Sus ojos son del mismo azul que los de Kay. Un azul tan cristalino, como el agua del mar. Su pelo es castaño claro. Y luego está su boca, que se ve perfecta con esa sonrisa.

Cuando recuerdo que estoy envuelta por sus brazos, me percato de los músculos. Esto sí es nuevo. Definitivamente la armada le dio un buen físico, y aunque no he visto el resto de su cuerpo, puedo imaginarlo.

- ¿Eres tú, Anabelle? – me inspecciona. Había olvidado que él era el único que me decía Anabelle. Y había olvidado lo mucho que odio que me diga así. Hago una mueca.

- La misma – respondo, sonriendo. Me alejo un poco de él, y entiende esto como la señal para soltarme. Gracias a Dios.

- Eres tú, pero no – dice, mirando desde mi cara hacia abajo al resto de mi cuerpo. Luego, vuelve su mirada a mi rostro. Siento que mi cara se enciende furiosamente. Calma, Ana.

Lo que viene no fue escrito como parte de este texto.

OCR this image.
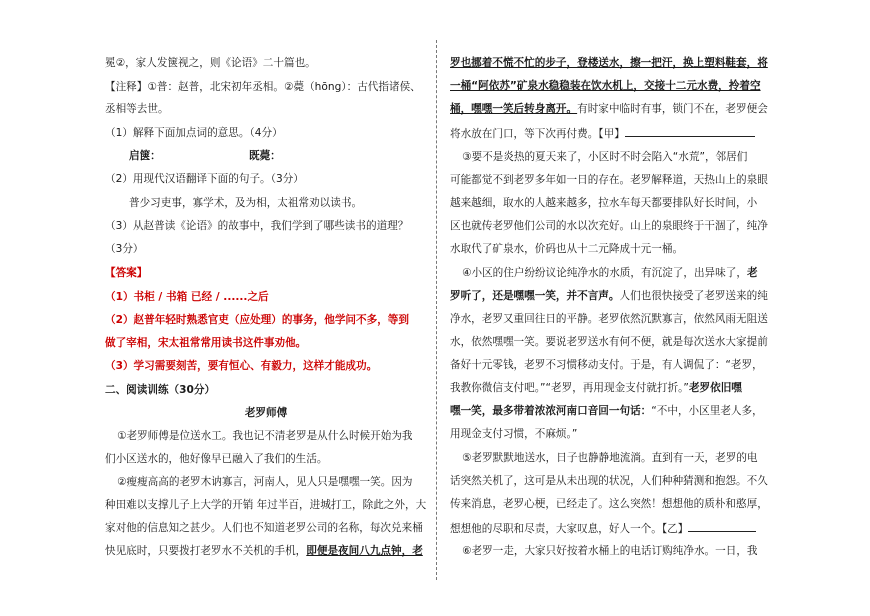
冕②，家人发箧视之，则《论语》二十篇也。
【注释】①普：赵普，北宋初年丞相。②薨（hōng）：古代指诸侯、
丞相等去世。
（1）解释下面加点词的意思。（4分）
启箧：	既薨：
（2）用现代汉语翻译下面的句子。（3分）
普少习吏事，寡学术，及为相，太祖常劝以读书。
（3）从赵普读《论语》的故事中，我们学到了哪些读书的道理？
（3分）
【答案】
（1）书柜 / 书箱 已经 / ......之后
（2）赵普年轻时熟悉官吏（应处理）的事务，他学问不多，等到
做了宰相，宋太祖常常用读书这件事劝他。
（3）学习需要刻苦，要有恒心、有毅力，这样才能成功。
二、阅读训练（30分）
老罗师傅
①老罗师傅是位送水工。我也记不清老罗是从什么时候开始为我
们小区送水的，他好像早已融入了我们的生活。
②瘦瘦高高的老罗木讷寡言，河南人，见人只是嘿嘿一笑。因为
种田难以支撑儿子上大学的开销 年过半百，进城打工，除此之外，大
家对他的信息知之甚少。人们也不知道老罗公司的名称，每次兑来桶
快见底时，只要拨打老罗水不关机的手机，即便是夜间八九点钟，老
罗也挪着不慌不忙的步子，登楼送水，擦一把汗，换上塑料鞋套，将
一桶“阿依苏”矿泉水稳稳装在饮水机上，交接十二元水费，拎着空
桶，嘿嘿一笑后转身离开。有时家中临时有事，锁门不在，老罗便会
将水放在门口，等下次再付费。【甲】
③要不是炎热的夏天来了，小区时不时会陷入“水荒”，邻居们
可能都觉不到老罗多年如一日的存在。老罗解释道，天热山上的泉眼
越来越细，取水的人越来越多，拉水车每天都要排队好长时间，小
区也就传老罗他们公司的水以次充好。山上的泉眼终于干涸了，纯净
水取代了矿泉水，价码也从十二元降成十元一桶。
④小区的住户纷纷议论纯净水的水质，有沉淀了，出异味了，老
罗听了，还是嘿嘿一笑，并不言声。人们也很快接受了老罗送来的纯
净水，老罗又重回往日的平静。老罗依然沉默寡言，依然风雨无阻送
水，依然嘿嘿一笑。要说老罗送水有何不便，就是每次送水大家提前
备好十元零钱，老罗不习惯移动支付。于是，有人调侃了：“老罗，
我教你微信支付吧。”“老罗，再用现金支付就打折。”老罗依旧嘿
嘿一笑，最多带着浓浓河南口音回一句话：“不中，小区里老人多，
用现金支付习惯，不麻烦。”
⑤老罗默默地送水，日子也静静地流淌。直到有一天，老罗的电
话突然关机了，这可是从未出现的状况，人们种种猜测和抱怨。不久
传来消息，老罗心梗，已经走了。这么突然！想想他的质朴和憨厚，
想想他的尽职和尽责，大家叹息，好人一个。【乙】
⑥老罗一走，大家只好按着水桶上的电话订购纯净水。一日，我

- Tú también has cambiado mucho – le digo. Y ahora que puedo echarle una mejor mirada, lo hago.

Su cuerpo realmente creció. Ahora es todo músculos, pero no exageradamente. De hecho, podría apostar a que tiene tan buen físico como Max.

Max.

Mierda.

Olvidé que debía llamarlo tan pronto me encontrara con Adrian.

– Ahm, discúlpame un momento – le pido. Él asiente. Desbloqueo el celular y llamo a Max. Él responde al segundo timbrazo.

– ¿Ya estás con él? – me pregunta. Este hombre nunca se anda con rodeos.

– Sip – respondo. Miro a Adrian y le sonrío. Él me sonríe de vuelta.

– Bien. Nos vemos, entonces – dice, y cuelga. Siento que mi cara vuelve a ponerse roja, pero esta vez por la grosería de Max.

- ¿Estás bien? – me pregunta Adrian. Creo que se dio cuenta de mi reacción, porque me está dando una mirada preocupada.

- Sí, no te preocupes – le digo. Él frunce el ceño. – De verdad, no pasa nada. ¿Nos vamos ya? – le pregunto.

- De acuerdo – me dice. Comienzo a caminar, y luego lo siento caminando a mi lado. – Así que, ¿enfermería? – curiosea. Yo me río de esto, porque aun cuando éramos pequeños, él hacía lo mismo.

- Sí. Al final me decidí – le cuento. Él se ríe también, y sacude la cabeza.

- Tenías que decidir entre ser una enfermera, o un payaso. Creo que era la decisión más difícil – se burla. Yo le saco la lengua.

- En realidad, era bastante difícil – digo muy seria. Él eleva una ceja.

- El hecho de que amaras los payasos, no quiere decir que tuvieras que ser uno también – dice, como si fuera algo obvio. Yo dejo de caminar. Adrian se da la vuelta y me mira. - ¿Qué pasa? – me pregunta.